Bernd Halfar verschafft einen Überblick über verschiedene Facetten des Immobilienmanagements sozialwirtschaftlicher Unternehmen (D.19). Die Themen Bestandsaufnahme, Nutzwertanalyse, Management des Bestandes und Entwicklungsprojekte sowie Finanzierungsformen werden umrissen.
Der Beitrag von Susanne Schäfer-Walkmann zum Thema Wissenschaftliche Begleitung hat keine erneute Aufnahme gefunden.
Diskussion
Das Handbuch bietet auch in der zweiten Auflage einen gründlichen Überblick über die Themenfelder der Sozialwirtschaft, konzeptionelle Ansätze und die aktuelle Fachliteratur. Obwohl es im Vorwort zur zweiten Auflage heißt, dass sich die Sozialwirtschaft in den letzten sechs Jahren verändert habe, bleiben die Autor:innen ihren ursprünglichen Beiträgen treu und die Herausgeber:in halten an der Themenauswahl und Ausrichtung fest. Dass das Immobilienmanagement Aufnahme gefunden hat, ist angesichts des umfänglichen Immobilienbestandes und der erforderlichen Gebäudeinfrastruktur für soziale personenbezogene Dienstleistungen eine gelungene Ergänzung. Das Immobilienmanagement wird bislang nur unzureichend in der Sozialwirtschaft als Gegenstand von Forschung und Lehre berücksichtigt.
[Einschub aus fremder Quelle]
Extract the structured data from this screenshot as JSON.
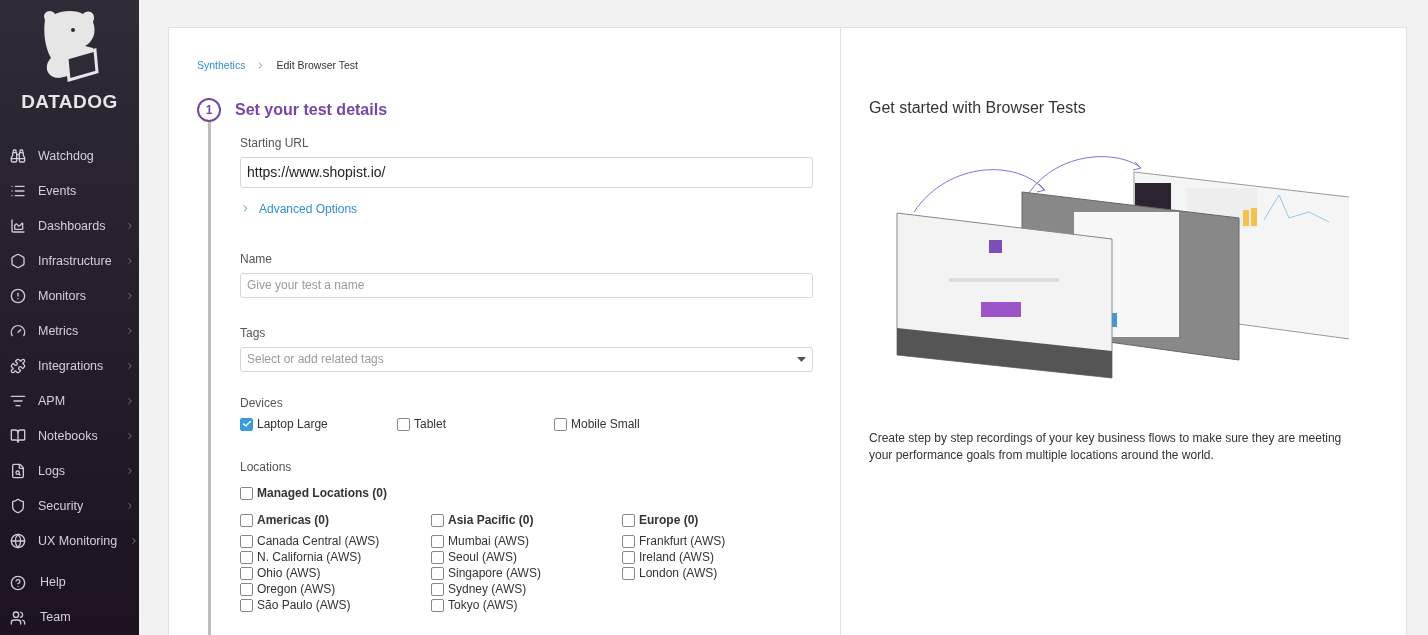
{
  "sidebar": {
    "logo_text": "DATADOG",
    "items": [
      {
        "label": "Watchdog",
        "expandable": false
      },
      {
        "label": "Events",
        "expandable": false
      },
      {
        "label": "Dashboards",
        "expandable": true
      },
      {
        "label": "Infrastructure",
        "expandable": true
      },
      {
        "label": "Monitors",
        "expandable": true
      },
      {
        "label": "Metrics",
        "expandable": true
      },
      {
        "label": "Integrations",
        "expandable": true
      },
      {
        "label": "APM",
        "expandable": true
      },
      {
        "label": "Notebooks",
        "expandable": true
      },
      {
        "label": "Logs",
        "expandable": true
      },
      {
        "label": "Security",
        "expandable": true
      },
      {
        "label": "UX Monitoring",
        "expandable": true
      }
    ],
    "bottom_items": [
      {
        "label": "Help"
      },
      {
        "label": "Team"
      }
    ]
  },
  "breadcrumb": [
    {
      "label": "Synthetics",
      "link": true
    },
    {
      "label": "Edit Browser Test",
      "link": false
    }
  ],
  "step": {
    "number": "1",
    "title": "Set your test details"
  },
  "starting_url": {
    "label": "Starting URL",
    "value": "https://www.shopist.io/"
  },
  "advanced_options": {
    "label": "Advanced Options",
    "expanded": false
  },
  "name": {
    "label": "Name",
    "placeholder": "Give your test a name"
  },
  "tags": {
    "label": "Tags",
    "placeholder": "Select or add related tags"
  },
  "devices": {
    "label": "Devices",
    "options": [
      {
        "label": "Laptop Large",
        "checked": true
      },
      {
        "label": "Tablet",
        "checked": false
      },
      {
        "label": "Mobile Small",
        "checked": false
      }
    ]
  },
  "locations": {
    "label": "Locations",
    "managed": {
      "label": "Managed Locations (0)",
      "checked": false
    },
    "regions": [
      {
        "label": "Americas (0)",
        "checked": false,
        "items": [
          {
            "label": "Canada Central (AWS)",
            "checked": false
          },
          {
            "label": "N. California (AWS)",
            "checked": false
          },
          {
            "label": "Ohio (AWS)",
            "checked": false
          },
          {
            "label": "Oregon (AWS)",
            "checked": false
          },
          {
            "label": "São Paulo (AWS)",
            "checked": false
          }
        ]
      },
      {
        "label": "Asia Pacific (0)",
        "checked": false,
        "items": [
          {
            "label": "Mumbai (AWS)",
            "checked": false
          },
          {
            "label": "Seoul (AWS)",
            "checked": false
          },
          {
            "label": "Singapore (AWS)",
            "checked": false
          },
          {
            "label": "Sydney (AWS)",
            "checked": false
          },
          {
            "label": "Tokyo (AWS)",
            "checked": false
          }
        ]
      },
      {
        "label": "Europe (0)",
        "checked": false,
        "items": [
          {
            "label": "Frankfurt (AWS)",
            "checked": false
          },
          {
            "label": "Ireland (AWS)",
            "checked": false
          },
          {
            "label": "London (AWS)",
            "checked": false
          }
        ]
      }
    ]
  },
  "side_panel": {
    "title": "Get started with Browser Tests",
    "description": "Create step by step recordings of your key business flows to make sure they are meeting your performance goals from multiple locations around the world."
  }
}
Eine ebensolche Theorie/Forschung-Praxis-Lücke lässt sich auch für das Themenfeld Verhandlungsmanagement feststellen. Obwohl in der Praxis Verhandlungen von Leistungen und insbesondere der Vergütung immer wichtiger werden, bleibt das Thema Verhandlungsmanagement im Handbuch unberücksichtigt. Angesichts dessen, dass es noch keine transdisziplinäre und anwendungsorientierte Verhandlungswissenschaft gibt, mag das verständlich sein, doch darf die Sozialwirtschaftslehre gerne in Vorleistung gehen. Und eine weitere Leerstelle springt ins Auge. Es fehlt weiterhin ein Beitrag zur Sozialinformatik bzw. zum IT-Management in der Sozialwirtschaft.
Während die (aktualisierte) Neuauflage der Kapitel A bis E sinnvoll ist, überzeugt das Handbuch mit dem sechsten Kapitel „F. Trends der Weiterentwicklung“ nicht mehr so ganz. Und zwar deshalb nicht, weil die Beiträge unverändert zur ersten Auflage erneut als Trend herausgegeben werden. Es wäre zu erwarten gewesen, dass Themen wie Innovation und Nachhaltigkeit im Kapitel „D Management sozialwirtschaftlicher Organisationen“ systematisch aufgearbeitet werden. Hinzu kommt, dass dieses Trend-Kapitel ohne einen eigenständigen Beitrag zu Künstlicher Intelligenz in der Sozialwirtschaft auskommt. KI wird zwar im Beitrag F.5 „Digitalisierung“ kurz mitverhandelt, aber inhaltlich so gut wie nicht aktualisiert. Andere Trends finden sich hingegen gar nicht. Beispielhaft seien genannt: Agilität, Selbstorganisation, Neue Arbeitswelt, Coopetition, Insolvenzen.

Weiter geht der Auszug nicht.